Sinemada 'Korku' türü bir 'Film Noir' türü gibi kesin çizgilere sahip değil.
Ancak, kesin çizgilere sahip diyebileceğimiz bir korku filmi alt türü mevcut: Giallo.


Esas üzerinde durmak istediğim, yukarıdaki türler arasında yer almayan, Slasher ve Gore türünün babası sayılabilecek İtalyan işi 'Giallo' türüdür.


1929’da "Milanese Publishing Mondadori" büyük bir kampanya sonucunda belirgin biçimde gizemli hikayeleri konu alan sarı ciltli ve
bu sebeple İtalyanca 'sarı' anlamına gelen 'Giallo' olarak adlandırılan bir dizi kitap yayımladı.
Bu eserler esasen Sherlock Holmes’un İngiliz ‘’rasyonel-sonuç’’ hikayelerinden ithal edilen çeviriler ve
Edgar Allen Poe modeli üzerine kurulu 20.YY. başlarının Amerikan yarı-fantastik cinayet gizemlerinden oluşmaktaydı.


1929’dan önce, dedektiflik kavramı İtalyanlarca tanınan bir şey değildi. Ancak bu, gizem ve araştırma eserlerinin tedavülde olmadığı anlamına gelmiyor.
Giallo'nun yayımı 1930 ve 1940’larda arttı ancak 1940’ların “katı” dedektif hikayelerinin Amerika’dan ithali ve çevirileri Mussolini tarafından
bozucu etkileri ve suçun çekici hale gelmesinin “iradesiz” İtalyanlar üzerinde olumsuz etki yaratacağı gerekçesi ile derhal yasaklandı.

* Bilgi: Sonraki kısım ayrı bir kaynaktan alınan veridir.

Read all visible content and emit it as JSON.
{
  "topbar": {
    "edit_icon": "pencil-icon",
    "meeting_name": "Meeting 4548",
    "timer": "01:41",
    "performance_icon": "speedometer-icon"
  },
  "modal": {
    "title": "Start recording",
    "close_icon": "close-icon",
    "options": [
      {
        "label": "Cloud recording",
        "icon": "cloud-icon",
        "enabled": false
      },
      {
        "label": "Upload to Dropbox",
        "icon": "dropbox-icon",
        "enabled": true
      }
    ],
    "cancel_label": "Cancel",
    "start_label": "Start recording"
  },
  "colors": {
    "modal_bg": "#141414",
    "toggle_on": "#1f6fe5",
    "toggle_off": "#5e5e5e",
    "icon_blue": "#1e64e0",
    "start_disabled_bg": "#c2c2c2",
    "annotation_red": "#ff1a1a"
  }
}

Çok geçmeden İtalyan yazarlar ilk İngiliz ve Amerikan rasyonel düşünce ve mantıksal çıkarım modelleri üzerine kurulu İngilizleştirilmiş takma isimlerle kendi Giallolarını yazmaya başladı.
Ancak savaştan sonra, öncelikli olarak Leonardo Sciascia’nın eserinde gerçek bir İtalyan roman modeli ortaya çıkmaya başladı.
Sciascia sadece kendi önemli Giallo'sunu, "il giorno della civetta (The Day of the Crow)" ve "A ciascuno il suo (To Each His Own)" yazmadı;
aynı zamanda Giallo'nun özgünlüğü ve başta Gramsci’nin tarafında olan İtalyan entellektüeller tarafından ciddiye alınmasının gerekliliği üzerine 1950’lerde iki tartışmalı makale yayımladı.


Günümüzde Umberto Eco’nun 1984’te yayımlanan "il nome della rosa (The Name of the Rose)" adlı eseri İtalya dışında tanınan en ünlü ve prestijli Giallo eseri olmakla birlikte,
Giallo halen İtalyanlar tarafından yazılmaya devam etmektedir. Bunların yanında, Thomas Harris ve Patricia Cornwell gibi birçok romancının sayısız İtalyanca çevirisi bulunmaktadır.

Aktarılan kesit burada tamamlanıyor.